Not so fast. Turns out, yet again that public enterprise is the real innovator:
The single biggest source of medical research funding, not just in the United States but in the entire world, is the National Institutes of Health (NIH): Last year, it spent more than $28 billion on research, accounting for about one-third of the total dollars spent on medical research and development in this country (and half the money spent at universities). The majority of that money pays for the kind of basic research that might someday unlock cures for killer diseases like Alzheimer's, aids, and cancer. No other country has an institution that matches the NIH in scale. And that is probably the primary explanation for why so many of the intellectual breakthroughs in medical science happen here.Market forces can actually squelch innovation: A longstanding drug treatment for metabolic disorders has been discovered to be one of the most exciting potential cancer treatments to come down the pike in years, but big pharma refuses to do the clinical trials necessary to put it in the treatment pipeline.
Because it's a longstanding drug treatment it can't be patented as a cancer treatment and make them billions - in fact the more effective it turns out to be the more it might cut into the profits from the compounds - most much more toxic and very possibly much less effective - that they can patent, so cancer victims suffer and die because the profit motive discourages innovation.
It's not the only example either. When a cheap cancer drug in really cheap quantities turned out to be a cure for macular degeneration, the drug company behind it tried to stop the affordable treatment of blindness so that they could split off the compound responsible and sell it for a hundred times more.
So another of the dwindling arguments for profit driven medicine down.
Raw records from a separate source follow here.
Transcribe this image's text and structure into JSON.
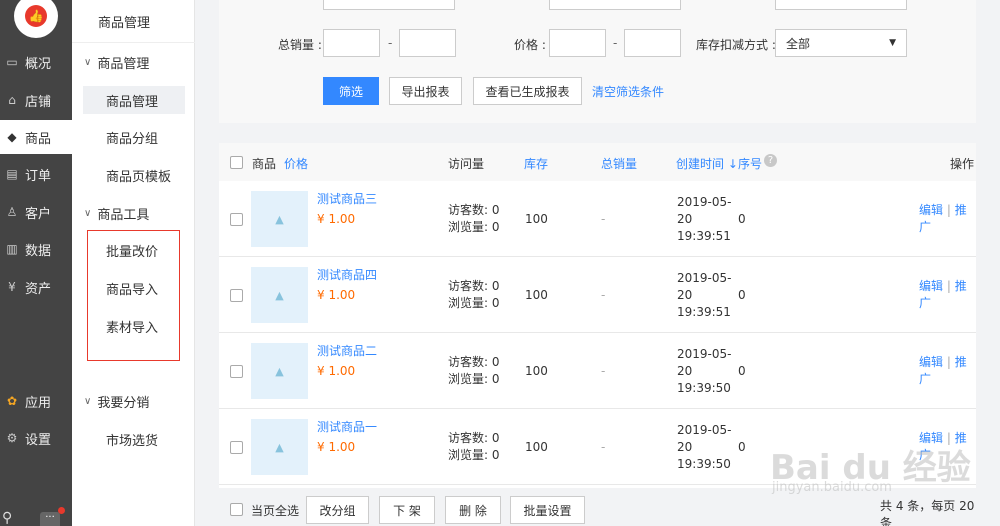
{
  "nav_primary": {
    "items": [
      {
        "label": "概况",
        "icon": "screen-icon"
      },
      {
        "label": "店铺",
        "icon": "store-icon"
      },
      {
        "label": "商品",
        "icon": "tag-icon"
      },
      {
        "label": "订单",
        "icon": "list-icon"
      },
      {
        "label": "客户",
        "icon": "user-icon"
      },
      {
        "label": "数据",
        "icon": "bar-chart-icon"
      },
      {
        "label": "资产",
        "icon": "yen-icon"
      },
      {
        "label": "应用",
        "icon": "apps-icon"
      },
      {
        "label": "设置",
        "icon": "gear-icon"
      }
    ]
  },
  "nav_secondary": {
    "header": "商品管理",
    "group1": "商品管理",
    "items1": [
      "商品管理",
      "商品分组",
      "商品页模板"
    ],
    "group2": "商品工具",
    "items2": [
      "批量改价",
      "商品导入",
      "素材导入"
    ],
    "group3": "我要分销",
    "items3": [
      "市场选货"
    ]
  },
  "filter": {
    "total_sales_label": "总销量 :",
    "price_label": "价格 :",
    "stock_method_label": "库存扣减方式 :",
    "stock_method_value": "全部",
    "range_sep": "-",
    "btn_filter": "筛选",
    "btn_export": "导出报表",
    "btn_view": "查看已生成报表",
    "link_clear": "清空筛选条件"
  },
  "table": {
    "headers": {
      "product": "商品",
      "price": "价格",
      "visits": "访问量",
      "stock": "库存",
      "total_sales": "总销量",
      "created": "创建时间 ↓",
      "seq": "序号",
      "ops": "操作"
    },
    "rows": [
      {
        "name": "测试商品三",
        "price": "¥ 1.00",
        "visitors": "访客数: 0",
        "views": "浏览量: 0",
        "stock": "100",
        "sales": "-",
        "date1": "2019-05-",
        "date2": "20",
        "date3": "19:39:51",
        "seq": "0",
        "edit": "编辑",
        "sep": "|",
        "promote": "推广"
      },
      {
        "name": "测试商品四",
        "price": "¥ 1.00",
        "visitors": "访客数: 0",
        "views": "浏览量: 0",
        "stock": "100",
        "sales": "-",
        "date1": "2019-05-",
        "date2": "20",
        "date3": "19:39:51",
        "seq": "0",
        "edit": "编辑",
        "sep": "|",
        "promote": "推广"
      },
      {
        "name": "测试商品二",
        "price": "¥ 1.00",
        "visitors": "访客数: 0",
        "views": "浏览量: 0",
        "stock": "100",
        "sales": "-",
        "date1": "2019-05-",
        "date2": "20",
        "date3": "19:39:50",
        "seq": "0",
        "edit": "编辑",
        "sep": "|",
        "promote": "推广"
      },
      {
        "name": "测试商品一",
        "price": "¥ 1.00",
        "visitors": "访客数: 0",
        "views": "浏览量: 0",
        "stock": "100",
        "sales": "-",
        "date1": "2019-05-",
        "date2": "20",
        "date3": "19:39:50",
        "seq": "0",
        "edit": "编辑",
        "sep": "|",
        "promote": "推广"
      }
    ]
  },
  "footer": {
    "select_all": "当页全选",
    "btn_group": "改分组",
    "btn_off": "下 架",
    "btn_delete": "删 除",
    "btn_batch": "批量设置",
    "summary": "共 4 条，每页 20 条"
  },
  "watermark": {
    "main": "Bai du 经验",
    "sub": "jingyan.baidu.com"
  },
  "colors": {
    "accent": "#3388ff",
    "price": "#ff6a00",
    "logo": "#e8392c",
    "sidebar": "#444444"
  }
}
Next?
3 comments:
Cliff, you are really deluded:
"When a cheap cancer drug in really cheap quantities turned out to be a cure for macular degeneration, the drug company behind it tried to stop the affordable treatment of blindness so that they could split off the compound responsible and sell it for a hundred times more."
You called it a "cheap cancer drug". I suggest that you read this:
http://www.nytimes.com/2006/02/15/business/15drug.html?ex=1297659600&en=62aabaec5acffa8c&ei=5090&partner=rssuserland&emc=rss
So do you think it is a cheap cancer drug?
Somebody didn't follow the link.
The dosage required for the macular degeneration treatment is about $20 worth of the drug. One time. Yes I call a blindness cure for twenty bucks cheap, don't you?
But I certainly won't argue the point that the drug company wants to charge too much for it as an expanded cancer treatment. Read your own link - it's double the price the same drug costs as a colon cancer treatment - relatively cheap in relation to other treatments - to expand it to other cancers.
Thanks for helping to make my argument.
My point that it isn't cheap as a cancer treatment.
Well, the article does state that bevacizumab is cheaper than another monoclonial antibody called cetuximab. However, cetuximab, according to the article isn't a "blockbuster:"
"The drug, used for colon cancer, sells for $9,600 monthly, but is not as widely prescribed as Avastin and is typically used only as a last-resort treatment for a few months."
Maybe they have to charge more as it does not have a large customer base (the justification for the pricing of "orphan drugs"). In contrast, bevacizumab could benefit a way array of patients thus expanding the customer base for Genentech. Maybe the price could be lowered if it was expanded, and Genentech could still retain sufficent remuneration.
I do agree that ranibizumab is too expense as a cure for macular degeneration if becavizumab suffices.